The United States should not take for granted the fact that the Balkans are a peaceful region today, he said, but needs to play a more active role that it is actually playing, to prevent the escalation of tensions and spillover to neighboring countries. “Tensions that erupted in regional war just over a decade ago are still simmering, are festering,” Sen. Murphy said.
There is a lot of unfinished business in the Balkans, said Luke Coffey, a Margaret Thatcher Fellow at the Heritage Foundation. “Right now it would be a tragedy for the United States or for Europe to turn their backs on a region that is not only important to Europe’s history, but also to Europe’s stability.”
The U.S. needs to use the present situation as an opportunity “to re-energize the debate inside Europe on Macedonia joining the Euro-Atlantic structures, like NATO and European Union,” Coffey said… If Macedonia would have been able to join these institutions years ago, a lot of political problems that country faces today would not be an issue,” Coffey added.
“Clearly, Macedonia is in a crisis,” said Daniel Serwer, professor of conflict management at the Johns Hopkins School of Advanced International Studies (SAIS). Although the country is a democracy, at present “it does not have the normal functioning of a democracy,” he said.
The internationals have delineated what Macedonia should do to exit from current state of affairs, Serwer said. The country should take concrete actions in support of democracy, namely to promote the free press, independent courts and to bring the abuse of power to an end, he said. The firing of two government ministers and the head of the intelligence service point to that direction, but more concrete measures must be taken, said Serwer.
Macedonia is in a serious crisis, said Edward Joseph, Executive Director of the Institute of Current World Affairs. “This is a terrible demonstration of the state of democracy, not only in Macedonia, but in the entire region, when the situation comes to this kind of confrontation. We need to see what the government will do to address the very serious allegation before it.”

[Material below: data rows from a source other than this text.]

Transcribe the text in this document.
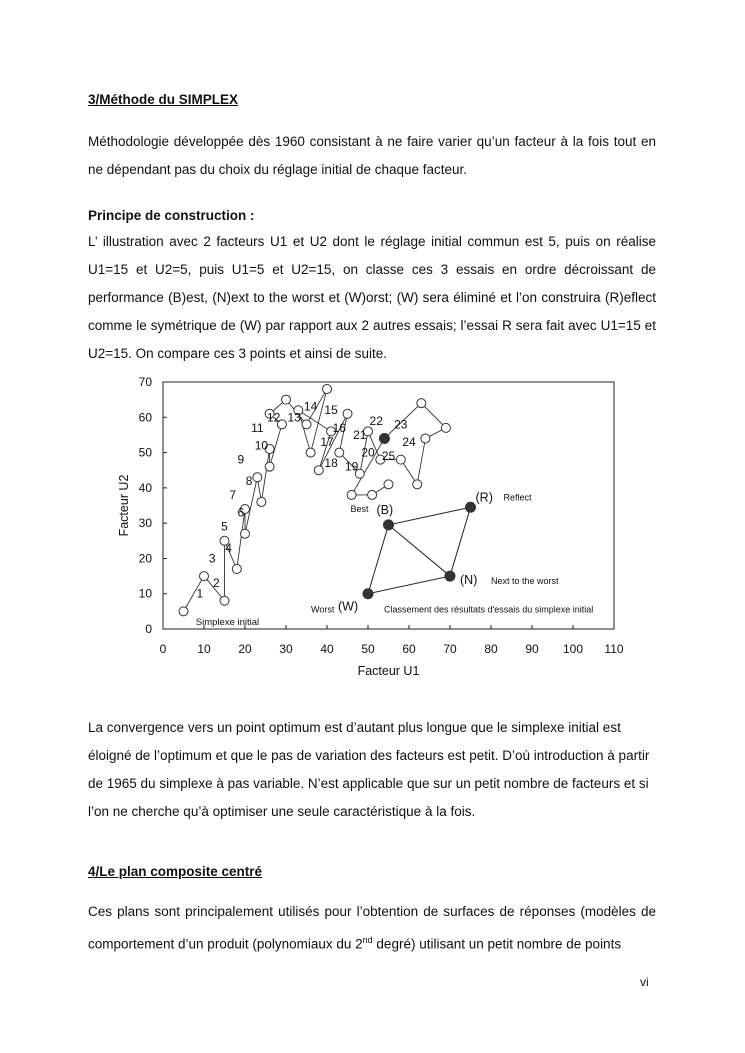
3/Méthode du SIMPLEX

Méthodologie développée dès 1960 consistant à ne faire varier qu’un facteur à la fois tout en ne dépendant pas du choix du réglage initial de chaque facteur.

Principe de construction :

L’ illustration avec 2 facteurs U1 et U2 dont le réglage initial commun est 5, puis on réalise U1=15 et U2=5, puis U1=5 et U2=15, on classe ces 3 essais en ordre décroissant de performance (B)est, (N)ext to the worst et (W)orst; (W) sera éliminé et l’on construira (R)eflect comme le symétrique de (W) par rapport aux 2 autres essais; l’essai R sera fait avec U1=15 et U2=15. On compare ces 3 points et ainsi de suite.

0	10 20 30 40 50 60 70 80 90 100 110
0
10
20
30
40
50
60
70
1
2
3
4
5
6
7
8
9
10
11
12 13
14 15
16
17
18 19
20
21
22 23
24
25
Simplexe initial
Best (B)
(R) Reflect
(N) Next to the worst
Worst (W)	Classement des résultats d'essais du simplexe initial
Facteur U1
Facteur U2

La convergence vers un point optimum est d’autant plus longue que le simplexe initial est éloigné de l’optimum et que le pas de variation des facteurs est petit. D’où introduction à partir de 1965 du simplexe à pas variable. N’est applicable que sur un petit nombre de facteurs et si l’on ne cherche qu’à optimiser une seule caractéristique à la fois.

4/Le plan composite centré

Ces plans sont principalement utilisés pour l’obtention de surfaces de réponses (modèles de comportement d’un produit (polynomiaux du 2nd degré) utilisant un petit nombre de points

vi
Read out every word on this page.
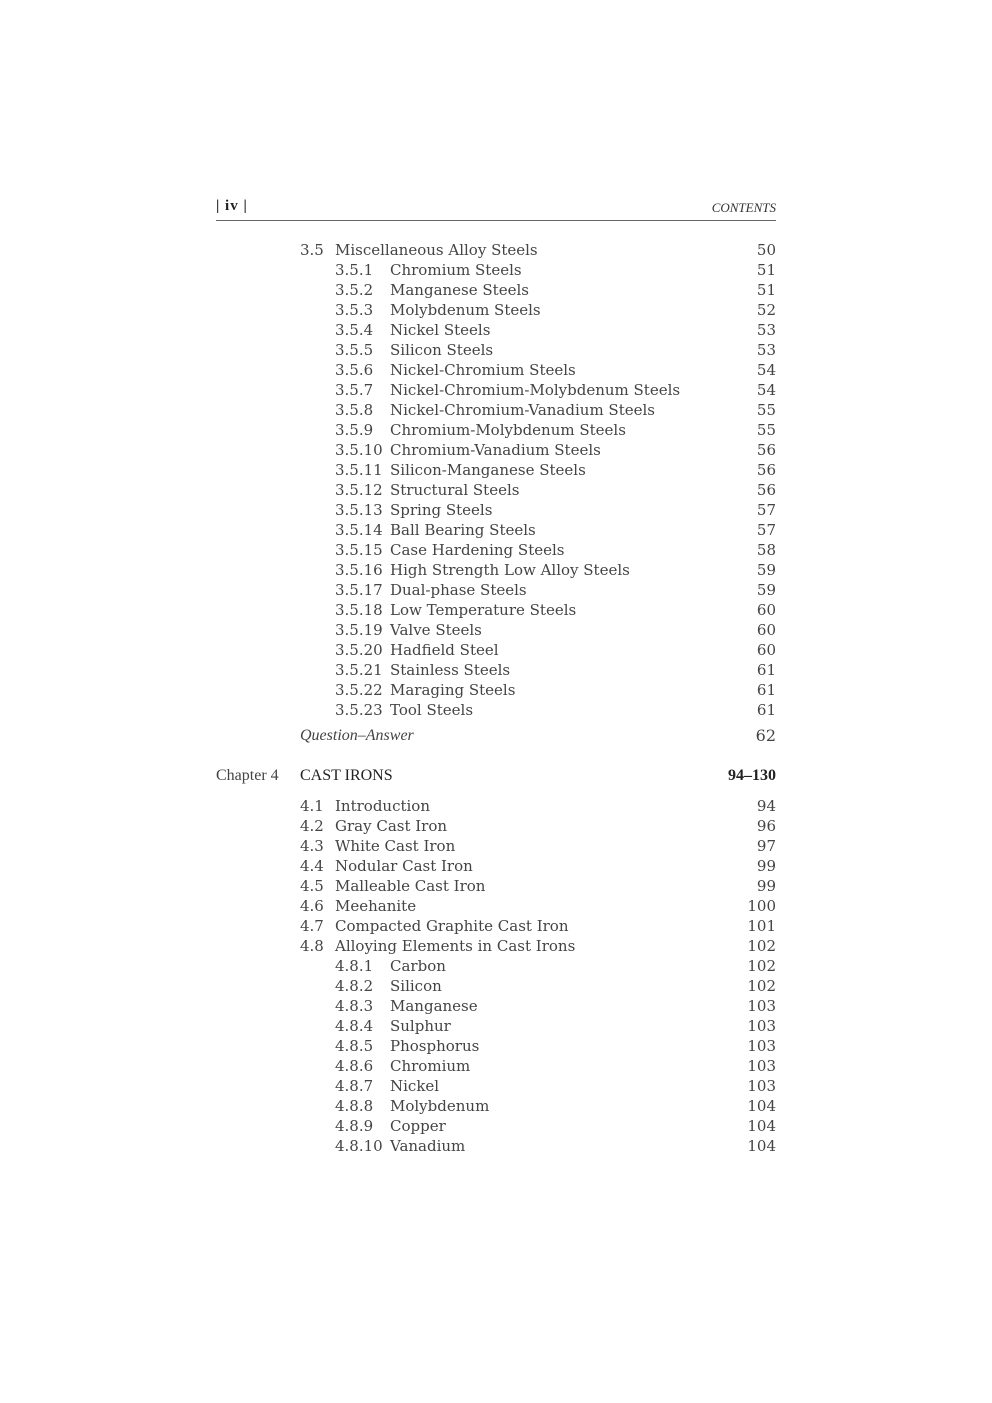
| iv |	CONTENTS
3.5 Miscellaneous Alloy Steels	50
3.5.1 Chromium Steels	51
3.5.2 Manganese Steels	51
3.5.3 Molybdenum Steels	52
3.5.4 Nickel Steels	53
3.5.5 Silicon Steels	53
3.5.6 Nickel-Chromium Steels	54
3.5.7 Nickel-Chromium-Molybdenum Steels	54
3.5.8 Nickel-Chromium-Vanadium Steels	55
3.5.9 Chromium-Molybdenum Steels	55
3.5.10 Chromium-Vanadium Steels	56
3.5.11 Silicon-Manganese Steels	56
3.5.12 Structural Steels	56
3.5.13 Spring Steels	57
3.5.14 Ball Bearing Steels	57
3.5.15 Case Hardening Steels	58
3.5.16 High Strength Low Alloy Steels	59
3.5.17 Dual-phase Steels	59
3.5.18 Low Temperature Steels	60
3.5.19 Valve Steels	60
3.5.20 Hadfield Steel	60
3.5.21 Stainless Steels	61
3.5.22 Maraging Steels	61
3.5.23 Tool Steels	61
Question–Answer	62
Chapter 4 CAST IRONS	94–130
4.1 Introduction	94
4.2 Gray Cast Iron	96
4.3 White Cast Iron	97
4.4 Nodular Cast Iron	99
4.5 Malleable Cast Iron	99
4.6 Meehanite	100
4.7 Compacted Graphite Cast Iron	101
4.8 Alloying Elements in Cast Irons	102
4.8.1 Carbon	102
4.8.2 Silicon	102
4.8.3 Manganese	103
4.8.4 Sulphur	103
4.8.5 Phosphorus	103
4.8.6 Chromium	103
4.8.7 Nickel	103
4.8.8 Molybdenum	104
4.8.9 Copper	104
4.8.10 Vanadium	104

To end the crisis, Joseph said, the government of Macedonia needs to accept its responsibility for all the very serious questions raised about the wire-tapping. “If these wire-taps are accurate and they say what they are purported to say, they are unbelievably serious and an incredible indictment of government commitment to democracy”. A full inquiry to the allegations is an imperative necessity, according to Joseph.
Prime Minister Nicola Gruevski should consider giving his resignation immediately, Joseph said, adding that Macedonia is a parliamentary system and “this is a complete, open and massive lock of confidence in his governance.”
The wire-tapping scandal prompted questions about how tightly the government controls the media, judges, and elections during Gruevski’s nine years in power.
Clashes between gunmen and police that the scandal sparked in the city of Kumanovo earlier this month left 22 people dead.